A Shift in the Burden of Proof
by Herman Daly[Preface for Sustainable Welfare In The Asia-Pacific: Studies Using the Genuine Progress Indicator, by Philip Lawn and Matthew Clarke, 2008]
It is no small thing to shift the burden of proof. Yet, that is what Lawn and Clarke, and their colleagues, have done in this remarkable study. The presumption in the “empty world” has been that growth in GDP is “economic” in the sense that it increases benefits faster than costs as well as in the sense that this thing we call the economy is getting physically bigger. It was not previously considered necessary to distinguish the two meanings of “economic” growth. Lawn and Clarke have shown that in a large part of today’s “full world” growth in GDP often costs more than it is worth at the margin, and thus should be called “uneconomic” growth. (In this book’s language, uneconomic growth occurs after a threshold at which the Genuine Progress Indicator (GPI) levels off or declines while GDP keeps on increasing). Advocates of GDP growth, who generally point to Asia as their best success story, heretofore were never asked to prove that such growth was in truth economic. Now, after the theoretical demonstration that uneconomic growth in the macroeconomy is quite possible followed by the empirical demonstration that, it is in fact, often the case, the burden of proof in policy arguments must shift from the shoulders of growth critics to the shoulders of growth advocates. This is quite an accomplishment and needs to be strongly claimed and emphasized.
For many years I have worked with ideas that are used in this book—steady state economy, Index of Sustainable Economic Welfare, contradictions between comparative advantage and international capital mobility, and others. It is a pleasure to see these ideas not only applied but sharpened and polished as well. Although I have very little knowledge of Asia, I cannot resist recounting one relevant episode out of my limited experience. Around 1992, I was part of a World Bank mission to Thailand. This was at the end of a decade in which Thailand’s GDP had doubled. Now doubling is a big change, and ten years was within the easy memory of most Thais adults. In conversations, I began to ask people how much their lives had been improved over that decade. Many said that life had been better ten years ago. I suggested that maybe life always feels better when you are ten years younger. They assured me that they had corrected for that! Some thought things were a little better, but the suggestion that life might be twice as good was considered laughable by all. This experience led me to suggest to my bosses at the World Bank that we finance a study—a scientific survey asking people how much life had improved over the decade in which GDP doubled and to give the main reasons for their answer. History had given us a unique experiment and we should take advantage of it and learn something. My proposal was turned down, I think because the World Bank, the prime pusher of growth, was worried that it might learn an “inconvenient truth.” In 1992, the burden of proof was on me. Now, with Lawn and Clarke to appeal to, I think the burden of proof will be on the World Bank.
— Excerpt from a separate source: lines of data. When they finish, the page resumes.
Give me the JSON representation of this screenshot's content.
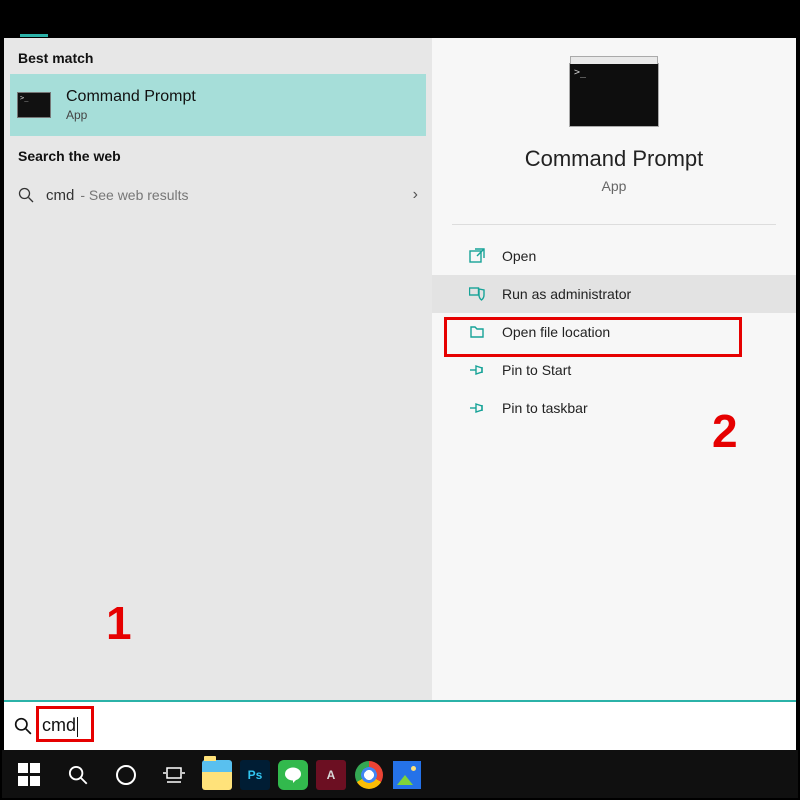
{
  "tabs": {
    "active_indicator": true
  },
  "left": {
    "best_match_heading": "Best match",
    "best_match": {
      "title": "Command Prompt",
      "subtitle": "App"
    },
    "web_heading": "Search the web",
    "web": {
      "query": "cmd",
      "hint": "- See web results"
    }
  },
  "right": {
    "title": "Command Prompt",
    "subtitle": "App",
    "actions": [
      {
        "label": "Open",
        "icon": "open-icon"
      },
      {
        "label": "Run as administrator",
        "icon": "shield-icon",
        "highlight": true
      },
      {
        "label": "Open file location",
        "icon": "folder-icon"
      },
      {
        "label": "Pin to Start",
        "icon": "pin-icon"
      },
      {
        "label": "Pin to taskbar",
        "icon": "pin-icon"
      }
    ]
  },
  "search": {
    "value": "cmd"
  },
  "annotations": {
    "one": "1",
    "two": "2"
  },
  "taskbar": {
    "items": [
      "start",
      "search",
      "cortana",
      "taskview",
      "explorer",
      "photoshop",
      "line",
      "autocad",
      "chrome",
      "photos"
    ]
  }
}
The study I had proposed to the World Bank was to look at what is now called “self-evaluated happiness,” whereas Lawn and Clarke look at a more objective index of welfare: the GPI. Studies of self-evaluated happiness have now come into fashion and generally support the same conclusions that Lawn and Clarke reach on the basis of more objective data. The finding is that self-evaluated happiness rises with absolute income up to a threshold beyond which increases in absolute income do not increase happiness. The emphasis in these studies is on psychological phenomena of satiation and relative position with its self-canceling effects, rather than biophysical phenomena of rising external costs imposed by a full world. The two approaches are not in conflict, but in fact, are quite complementary. The fact that they yield broadly similar conclusions regarding the futility of growth to increase welfare beyond a threshold is a devastatingly important point worthy of intense study and reflection. But beware: we may have to conclude that growth is becoming uneconomic and that we need a new principle and new policies by which to organize our separate national commonwealths and their international federation. That is a very big problem. Thanks to Lawn and Clarke for suggesting many specific policies rooted in a clear analysis of that very big problem.
Herman Daly is CASSE’s Chief Economist, Professor Emeritus (University of Maryland), and past World Bank senior economist.